Prawdziwe urodziny nie mogą się obyć bez prezentów. Dlatego świętując 65 urodziny Szczecina Teatr Współczesny przynosi w darze swój najnowszy spektakl "Białe baloniki" Magdy Fertacz. Właściwie będzie to ukłon w stronę najmłodszych mieszkańców naszego miasta.

"Białe baloniki" to przedstawienie dla młodych widzów - młodych w różnym stopniu, bo jak mówi reżyser Piotr Ratajczak - od podstawówki po późne liceum. Bohater sztuki Magdy Fertacz - Piotruś, którego rodzice, jak wszyscy, popełniają błędy, przysparzają problemów i nie są perfekcyjni - wyrusza w podróż w poszukiwaniu taty. Trafia do świata fantazji, który, jak się okazuje, także nie jest idealny, bywa niebezpieczny i straszny, zdarza się, że panuje w nim kłamstwo.

Dość nietypowo, jak na bajkę dla dzieci? - Każdy chce żyć w świecie bez strachu, zła, bólu. Uciekamy od tego, stosujemy różne formy ucieczki, poprzez narkotyki, alkohol. Ta historia pokazuje, że trzeba zaakceptować ból, rozpacz, że nie da się żyć bez tego - tłumaczy Ratajczak. "Białe baloniki" to również tekst o podróży, dojrzewaniu, naszych niedoskonałościach, o sile odwagi i wytrwałości. Dowcip, baśniowość i odrobina grozy to mieszanka, na którą powinni się przygotować widzowie.

Jest to już czwarta sztuka Piotra Ratajczaka wyreżyserowana dla Teatru Współczesnego w Szczecinie, ale pierwsza dla dzieci - pracowałem już z gimnazjalistami, licealistami, ale to było zupełnie coś innego. W tamtym projekcie to oni tworzyli spektakl, ja byłem tylko ich doradcą, prowadziłem za rękę - mówi reżyser. "Białe baloniki" miały zachować wszystkie cechy bajek dla dzieci, z morałem, muzyką, zabawnymi sytuacjami, i tak właśnie będzie na szczecińskiej scenie - traktujemy młodszych bardzo poważnie, uważam, że dzieci mają olbrzymią wrażliwość i pod tą warstwą muzyczną, przestrzenną rozpoznają szczerość wykonania i naszych intencji - tłumaczy Ratajczak.

Realizatorzy zapowiadają, że nie będziemy mieli do czynienia z typowym graniem bajkowym ale całość z pewnością urozmaici muzyka na żywo w wykonaniu zespołu Rozczyny, który w tej wersji występuje pod pseudonimem Zezowate Rybki Band w składzie: Maria Dąbrowska, Kinga Piąty, Ola Rzepka.
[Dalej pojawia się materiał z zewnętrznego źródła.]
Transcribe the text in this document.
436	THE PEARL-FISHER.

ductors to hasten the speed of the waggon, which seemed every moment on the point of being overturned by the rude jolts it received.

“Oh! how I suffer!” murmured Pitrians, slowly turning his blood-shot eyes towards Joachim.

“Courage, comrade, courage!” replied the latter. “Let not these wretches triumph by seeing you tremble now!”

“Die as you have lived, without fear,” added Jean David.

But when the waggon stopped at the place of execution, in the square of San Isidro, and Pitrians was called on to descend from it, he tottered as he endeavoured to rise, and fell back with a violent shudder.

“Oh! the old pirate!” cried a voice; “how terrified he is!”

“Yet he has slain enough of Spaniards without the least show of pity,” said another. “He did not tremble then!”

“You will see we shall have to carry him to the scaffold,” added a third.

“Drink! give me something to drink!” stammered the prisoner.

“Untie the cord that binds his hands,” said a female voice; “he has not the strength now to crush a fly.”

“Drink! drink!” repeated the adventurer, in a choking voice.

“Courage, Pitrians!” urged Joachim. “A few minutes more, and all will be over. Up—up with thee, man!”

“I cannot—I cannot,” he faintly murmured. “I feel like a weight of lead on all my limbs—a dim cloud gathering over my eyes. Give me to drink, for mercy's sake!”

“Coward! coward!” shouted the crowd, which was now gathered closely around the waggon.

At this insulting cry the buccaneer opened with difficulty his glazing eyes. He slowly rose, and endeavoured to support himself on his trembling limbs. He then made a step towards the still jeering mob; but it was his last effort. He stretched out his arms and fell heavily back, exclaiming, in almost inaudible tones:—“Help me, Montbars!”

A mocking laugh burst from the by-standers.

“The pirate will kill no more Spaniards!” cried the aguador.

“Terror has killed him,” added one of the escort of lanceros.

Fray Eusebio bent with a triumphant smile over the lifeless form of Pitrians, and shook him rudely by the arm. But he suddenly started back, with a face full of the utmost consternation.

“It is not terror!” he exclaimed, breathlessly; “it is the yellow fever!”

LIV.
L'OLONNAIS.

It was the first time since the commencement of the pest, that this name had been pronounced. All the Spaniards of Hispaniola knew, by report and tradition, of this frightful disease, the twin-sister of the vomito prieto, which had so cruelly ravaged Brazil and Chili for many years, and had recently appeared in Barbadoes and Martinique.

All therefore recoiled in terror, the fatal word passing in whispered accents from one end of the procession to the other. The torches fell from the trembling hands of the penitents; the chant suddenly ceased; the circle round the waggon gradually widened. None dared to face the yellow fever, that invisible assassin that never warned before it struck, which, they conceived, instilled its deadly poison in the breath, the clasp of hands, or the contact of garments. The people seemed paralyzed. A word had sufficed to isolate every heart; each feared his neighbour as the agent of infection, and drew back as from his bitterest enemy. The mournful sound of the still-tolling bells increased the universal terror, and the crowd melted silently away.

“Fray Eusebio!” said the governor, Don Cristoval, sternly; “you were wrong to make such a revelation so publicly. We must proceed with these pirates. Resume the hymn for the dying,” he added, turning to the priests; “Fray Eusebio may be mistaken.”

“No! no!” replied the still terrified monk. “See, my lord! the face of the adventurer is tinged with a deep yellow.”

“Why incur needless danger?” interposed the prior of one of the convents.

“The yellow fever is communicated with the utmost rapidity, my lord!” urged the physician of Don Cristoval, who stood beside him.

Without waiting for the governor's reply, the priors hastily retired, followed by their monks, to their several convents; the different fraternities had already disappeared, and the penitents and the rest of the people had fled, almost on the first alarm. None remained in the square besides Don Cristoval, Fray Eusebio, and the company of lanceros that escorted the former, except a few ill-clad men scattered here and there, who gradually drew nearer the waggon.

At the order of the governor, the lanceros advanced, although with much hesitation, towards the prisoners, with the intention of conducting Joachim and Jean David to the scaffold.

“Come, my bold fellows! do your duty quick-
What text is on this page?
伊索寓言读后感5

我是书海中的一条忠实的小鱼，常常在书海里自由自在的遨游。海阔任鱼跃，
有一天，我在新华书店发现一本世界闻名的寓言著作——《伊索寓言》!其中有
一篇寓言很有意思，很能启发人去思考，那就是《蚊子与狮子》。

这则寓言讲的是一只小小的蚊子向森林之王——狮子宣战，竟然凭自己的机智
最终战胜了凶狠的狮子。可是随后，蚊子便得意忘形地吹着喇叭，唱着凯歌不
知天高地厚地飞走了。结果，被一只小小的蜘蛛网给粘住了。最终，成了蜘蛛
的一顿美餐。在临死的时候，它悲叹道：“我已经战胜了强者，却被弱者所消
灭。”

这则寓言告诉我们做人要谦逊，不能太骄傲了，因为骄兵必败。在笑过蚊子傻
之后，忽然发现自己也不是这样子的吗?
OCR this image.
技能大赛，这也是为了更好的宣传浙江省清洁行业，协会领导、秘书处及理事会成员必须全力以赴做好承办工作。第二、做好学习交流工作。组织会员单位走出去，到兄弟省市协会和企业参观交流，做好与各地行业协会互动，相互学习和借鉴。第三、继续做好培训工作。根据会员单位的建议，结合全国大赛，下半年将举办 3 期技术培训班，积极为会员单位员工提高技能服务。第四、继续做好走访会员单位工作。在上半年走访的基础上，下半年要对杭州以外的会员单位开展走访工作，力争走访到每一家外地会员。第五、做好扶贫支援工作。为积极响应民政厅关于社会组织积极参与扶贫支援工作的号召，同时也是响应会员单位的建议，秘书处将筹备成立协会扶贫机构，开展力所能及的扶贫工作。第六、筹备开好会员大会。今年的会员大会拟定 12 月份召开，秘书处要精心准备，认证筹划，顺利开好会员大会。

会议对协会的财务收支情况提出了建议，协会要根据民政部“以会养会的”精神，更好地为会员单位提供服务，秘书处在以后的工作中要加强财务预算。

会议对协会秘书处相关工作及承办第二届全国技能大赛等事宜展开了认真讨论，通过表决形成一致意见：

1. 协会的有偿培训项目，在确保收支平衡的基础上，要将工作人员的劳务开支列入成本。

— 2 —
Za muzykę odpowiedzialny jest Piotr Klimek, który ostatnio podbił serca publiczności Pleciugi w spektaklu "Tańcząca gazela i magiczny tam-tam". Choreografią zajął się Arkadiusz Buszko, który w "Tańczącej gazeli" również spełniał tę rolę, w "Białych balonikach" jest także głównym bohaterem - Piotrusiem. Premiera spektaklu przez przypadek wypadła w obchody urodzin Szczecina, dyrekcja zdecydowała jednak, że zamiast przenosić ją na inny termin, w przyszłym sezonie - podarują mieszkańcom coś od siebie.

Piotr Ratajczak zapewnia, że będzie kontynuował przygodę z teatrem dla dzieci i nie jest to ostatnia produkcja, w której zaprezentuje swoje umiejętności - chciałbym spróbować czegoś z dawnej PRL-owskiej rzeczywistości, może "Pana Samochodzika", może "Przygody Marka Piegusa"? Na pewno będę kontynuował pracę z gimnazjalistami i licealistami bo to dla mnie bardzo satysfakcjonujące.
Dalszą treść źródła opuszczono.